Agent Roberts nickte verständnisvoll. »Ich verstehe Ihre Bedenken. Für einen Durchsuchungsbeschluss brauchen wir erstmal Beweise, die wir noch nicht haben. Und würde ich ein Affidavit einreichen, bevor wir die nötigen Informationen unter Verschluss gebracht haben, müssen wir davon ausgehen, dass uns irgendein Handlanger auffliegen lässt. Man würde die Daten, die wir brauchen, sofort evakuieren und irgendwo hinbringen, wo wir sie nicht mehr erreichen können. Dann stellt man uns als lächerlich dar; Wir hätten keine Beweise und der Haftbefehl wird natürlich auch abgewiesen.«

»Kapiert ihr es nicht? Wir holen uns die Daten, die wir brauchen, bevor Agent Roberts das Affidavit einreicht. In dem Moment, wo der Haftbefehl erlassen wird, sind wir längst draußen mit den restlichen Beweisen. Dann kann nichts und niemand mehr Edwards den Arsch retten.«, sagte Noah gereizt.

Ich stutzte.

Miles schaute seinen besten Freund forschend an.

»Danke fürs Erklären.« Jake verzog den Mund.

Die Stimmung war selten so miserabel gewesen. Ich biss mir auf die Innenseite der Wange und ertappte mich dabei, wie ich an meinen Fingernägeln pulte.

»Alles in Ordnung bei Ihnen?«, fragte Agent Roberts in die Runde. Sein Blick blieb an Noah hängen, der merklich fertig aussah.

Wir hüllten uns allesamt in Schweigen, bis sich Agent Roberts Miene bedrohlich verfinsterte.

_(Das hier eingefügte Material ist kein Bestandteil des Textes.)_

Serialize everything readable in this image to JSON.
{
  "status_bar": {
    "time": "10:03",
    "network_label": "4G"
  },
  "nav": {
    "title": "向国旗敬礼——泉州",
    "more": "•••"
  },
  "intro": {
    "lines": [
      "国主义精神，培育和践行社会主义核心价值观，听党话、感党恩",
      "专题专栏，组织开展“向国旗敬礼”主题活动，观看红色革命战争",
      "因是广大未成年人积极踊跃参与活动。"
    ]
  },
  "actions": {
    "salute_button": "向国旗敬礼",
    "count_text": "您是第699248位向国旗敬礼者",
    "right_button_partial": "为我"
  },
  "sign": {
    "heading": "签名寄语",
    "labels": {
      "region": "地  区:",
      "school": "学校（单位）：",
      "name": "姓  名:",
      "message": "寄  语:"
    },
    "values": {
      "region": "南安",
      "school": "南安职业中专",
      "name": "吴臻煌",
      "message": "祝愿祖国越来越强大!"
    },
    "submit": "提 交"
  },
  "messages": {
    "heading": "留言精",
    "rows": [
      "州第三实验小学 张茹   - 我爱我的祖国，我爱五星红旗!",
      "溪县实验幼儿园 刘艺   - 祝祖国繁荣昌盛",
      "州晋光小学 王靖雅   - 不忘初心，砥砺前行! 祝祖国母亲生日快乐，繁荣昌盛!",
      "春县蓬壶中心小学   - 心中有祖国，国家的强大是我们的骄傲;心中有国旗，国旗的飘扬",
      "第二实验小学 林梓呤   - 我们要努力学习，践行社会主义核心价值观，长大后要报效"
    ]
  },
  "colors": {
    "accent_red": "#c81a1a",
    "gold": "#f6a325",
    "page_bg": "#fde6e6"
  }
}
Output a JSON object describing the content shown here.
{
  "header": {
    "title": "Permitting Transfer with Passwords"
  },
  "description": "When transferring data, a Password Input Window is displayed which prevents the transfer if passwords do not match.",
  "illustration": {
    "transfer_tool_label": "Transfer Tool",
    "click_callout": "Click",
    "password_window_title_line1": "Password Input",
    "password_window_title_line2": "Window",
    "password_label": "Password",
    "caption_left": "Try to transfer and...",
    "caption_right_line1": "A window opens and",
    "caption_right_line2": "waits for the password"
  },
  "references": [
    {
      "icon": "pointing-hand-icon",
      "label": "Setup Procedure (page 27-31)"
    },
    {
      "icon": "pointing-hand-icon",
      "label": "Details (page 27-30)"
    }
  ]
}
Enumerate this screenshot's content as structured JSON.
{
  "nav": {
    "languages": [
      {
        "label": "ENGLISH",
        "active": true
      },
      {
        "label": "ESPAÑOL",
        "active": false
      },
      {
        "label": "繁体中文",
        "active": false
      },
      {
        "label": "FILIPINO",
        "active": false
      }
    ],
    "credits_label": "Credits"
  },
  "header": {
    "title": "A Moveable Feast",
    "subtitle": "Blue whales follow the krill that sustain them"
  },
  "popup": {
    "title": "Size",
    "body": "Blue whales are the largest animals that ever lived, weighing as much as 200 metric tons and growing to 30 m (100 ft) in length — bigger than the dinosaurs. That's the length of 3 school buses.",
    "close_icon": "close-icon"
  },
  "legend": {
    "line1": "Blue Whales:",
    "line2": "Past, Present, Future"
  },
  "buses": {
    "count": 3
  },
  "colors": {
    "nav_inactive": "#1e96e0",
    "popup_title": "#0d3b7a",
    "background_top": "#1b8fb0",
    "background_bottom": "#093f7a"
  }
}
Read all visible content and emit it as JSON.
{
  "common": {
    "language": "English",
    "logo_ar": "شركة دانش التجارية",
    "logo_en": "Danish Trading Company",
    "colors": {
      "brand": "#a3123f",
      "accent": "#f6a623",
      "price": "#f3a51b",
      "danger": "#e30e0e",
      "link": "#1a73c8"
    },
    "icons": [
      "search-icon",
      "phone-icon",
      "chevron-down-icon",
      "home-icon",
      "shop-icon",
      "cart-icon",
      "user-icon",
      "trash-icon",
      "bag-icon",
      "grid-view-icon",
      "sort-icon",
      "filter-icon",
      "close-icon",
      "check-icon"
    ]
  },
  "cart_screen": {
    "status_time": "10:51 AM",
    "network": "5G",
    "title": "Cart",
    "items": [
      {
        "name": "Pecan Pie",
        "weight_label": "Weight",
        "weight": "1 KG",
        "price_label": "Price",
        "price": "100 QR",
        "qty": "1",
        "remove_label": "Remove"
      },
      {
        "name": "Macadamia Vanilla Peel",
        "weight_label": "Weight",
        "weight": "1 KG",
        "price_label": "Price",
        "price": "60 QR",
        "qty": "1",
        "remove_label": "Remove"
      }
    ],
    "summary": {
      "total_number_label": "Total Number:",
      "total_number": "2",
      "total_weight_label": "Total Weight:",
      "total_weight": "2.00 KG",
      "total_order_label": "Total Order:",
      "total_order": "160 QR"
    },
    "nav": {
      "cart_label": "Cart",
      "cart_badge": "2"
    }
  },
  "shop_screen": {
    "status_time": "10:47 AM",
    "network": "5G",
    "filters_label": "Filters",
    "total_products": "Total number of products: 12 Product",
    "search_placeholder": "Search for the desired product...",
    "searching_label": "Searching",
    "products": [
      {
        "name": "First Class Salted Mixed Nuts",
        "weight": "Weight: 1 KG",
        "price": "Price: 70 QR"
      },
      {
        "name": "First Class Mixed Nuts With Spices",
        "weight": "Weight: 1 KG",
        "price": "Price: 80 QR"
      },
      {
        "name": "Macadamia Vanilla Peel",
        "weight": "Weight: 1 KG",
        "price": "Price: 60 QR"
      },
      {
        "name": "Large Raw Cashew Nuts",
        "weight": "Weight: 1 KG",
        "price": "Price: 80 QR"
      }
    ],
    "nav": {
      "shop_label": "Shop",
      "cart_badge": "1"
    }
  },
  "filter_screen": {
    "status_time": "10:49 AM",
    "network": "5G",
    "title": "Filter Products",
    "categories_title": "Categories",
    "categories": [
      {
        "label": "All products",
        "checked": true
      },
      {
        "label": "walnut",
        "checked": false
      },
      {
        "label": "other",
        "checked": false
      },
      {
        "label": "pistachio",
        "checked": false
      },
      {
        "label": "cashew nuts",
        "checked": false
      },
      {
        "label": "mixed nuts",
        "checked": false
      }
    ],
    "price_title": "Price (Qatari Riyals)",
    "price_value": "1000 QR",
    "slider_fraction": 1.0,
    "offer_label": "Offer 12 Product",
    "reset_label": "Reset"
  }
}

»Ja, es ist alles in Ordnung.« Noah fuhr sich durchs Haar. »Fahren wir los?«

Agent Roberts erhob sich von der Couch.

»Nimm die Liste mit!« Jake sprang von seinem Platz auf und drückte Noah einen Zettel in die Hand.

»Was für eine Liste?«, wollte ich wissen.

»Dinge, die wir für den Einbruch brauchen.«, entgegnete Jake. »Wir hatten sie für den Fall der Fälle vorbereitet.«

Entschieden nickte Noah sowohl Jake als auch Agent Roberts zu. Kurz darauf verließen sie das Haus und Miles, Jake und ich blieben alleine zurück, während Noah zum Bürogebäude des FBIs mitfuhr.